You know when you get a locked room mystery that all the clues you need to determine who the perpetrator is are all there. But how often do you actually come up with the right answer!? If you’re anything like me - not very often. Also, if you’re anything like me you end up wanting to kick yourself because it all seems so obvious in the end. I think the real trick is to pay close attention. It’s not easy to do and I found it particularly challenging in this book, I think, because of the Japanese names. I was so grateful for the list of characters and the map which I made good use of.
It’s very much in the classic crime, golden age of crime mode, although it’s set in 1985 and 1986.
‘Ever since a horrific car accident, Fujinuma Kiichi has lived a reclusive existence in the remote Mill House, his scarred face hidden behind a rubber mask. Then one stormy night, the tranquility of his retreat is shattered by gruesome murder, a baffling disappearance and the theft of a priceless painting.
The brilliant Shimada Kiyoshi arrives on the scene, but as he investigates the seemingly impossible events that evening, death strikes, again, and again…
Can Shimada get to the truth before the killer gets to him? And can you solve the mystery of the Mill House murders before he does?’
Well, I didn’t. I had some inklings, but I simply couldn’t tie up all of the ends in the right sequence. And that’s the beauty of a story and a plot like this. It keeps a reader on their toes.
The narrative pivots between 1985 and 1986, the past and the present. There is an almost ghostly, almost macabre quality to the writing that renders the whole scene, somehow eerie and unnerving. That’s a perfect recipe for a murder mystery. With the map at the beginning of the book, sometimes I felt like it was some kind of literary Cluedo game I was playing, or reading!
The characters sometimes presented as stylised caricatures with exaggerated nuances - like Yurie, so unbelievably solitary and protected from life, Oishi, the art dealer focused on the material side of life, Kuramoto, the inscrutable butler.

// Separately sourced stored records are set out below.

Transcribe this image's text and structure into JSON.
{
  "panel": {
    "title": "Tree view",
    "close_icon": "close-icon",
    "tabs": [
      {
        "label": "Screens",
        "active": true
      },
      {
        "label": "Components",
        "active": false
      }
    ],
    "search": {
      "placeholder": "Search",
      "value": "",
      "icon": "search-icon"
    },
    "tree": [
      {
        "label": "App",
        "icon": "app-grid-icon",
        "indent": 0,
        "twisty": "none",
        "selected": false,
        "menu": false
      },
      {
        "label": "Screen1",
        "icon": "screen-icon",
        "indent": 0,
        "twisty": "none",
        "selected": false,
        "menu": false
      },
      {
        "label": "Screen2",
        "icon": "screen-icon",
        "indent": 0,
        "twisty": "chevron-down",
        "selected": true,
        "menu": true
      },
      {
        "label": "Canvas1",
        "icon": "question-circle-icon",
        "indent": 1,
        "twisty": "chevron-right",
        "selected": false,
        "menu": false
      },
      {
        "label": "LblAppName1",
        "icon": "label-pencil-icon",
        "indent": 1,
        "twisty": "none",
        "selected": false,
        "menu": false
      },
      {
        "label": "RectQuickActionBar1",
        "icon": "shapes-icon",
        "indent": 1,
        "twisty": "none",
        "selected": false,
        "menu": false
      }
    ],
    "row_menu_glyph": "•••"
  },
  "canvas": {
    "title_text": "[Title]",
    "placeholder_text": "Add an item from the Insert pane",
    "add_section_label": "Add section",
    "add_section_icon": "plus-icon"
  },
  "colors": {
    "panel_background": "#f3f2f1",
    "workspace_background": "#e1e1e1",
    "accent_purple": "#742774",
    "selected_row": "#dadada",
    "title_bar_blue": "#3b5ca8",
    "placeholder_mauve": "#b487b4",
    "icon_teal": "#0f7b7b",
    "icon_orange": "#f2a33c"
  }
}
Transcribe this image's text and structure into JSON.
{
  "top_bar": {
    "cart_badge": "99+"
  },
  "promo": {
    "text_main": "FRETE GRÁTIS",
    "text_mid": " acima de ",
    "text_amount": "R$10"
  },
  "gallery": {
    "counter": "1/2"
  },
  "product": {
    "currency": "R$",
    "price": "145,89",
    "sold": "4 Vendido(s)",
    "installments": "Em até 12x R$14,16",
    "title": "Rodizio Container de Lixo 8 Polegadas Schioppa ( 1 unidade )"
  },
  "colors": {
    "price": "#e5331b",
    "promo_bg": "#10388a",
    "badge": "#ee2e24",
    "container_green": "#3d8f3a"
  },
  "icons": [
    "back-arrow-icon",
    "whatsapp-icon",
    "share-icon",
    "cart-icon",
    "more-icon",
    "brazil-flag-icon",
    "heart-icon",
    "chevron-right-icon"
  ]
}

And did the butler do it? 😉 I’m not going to say! As the story progresses, you feel that the characters, one by one, are falling apart mentally and emotionally. As with all locked room stories, suspicions are flying everywhere. Everybody suspects everybody else.
The conclusion is quite creepy, but very clever. The whole thing is devilishly clever. This author is Japan’s answer to Agatha Christie! Reading this has made me interested in seeking out a copy of The Decagon House murders now.
My thanks to Pushkin Vertigo for my gifted copy.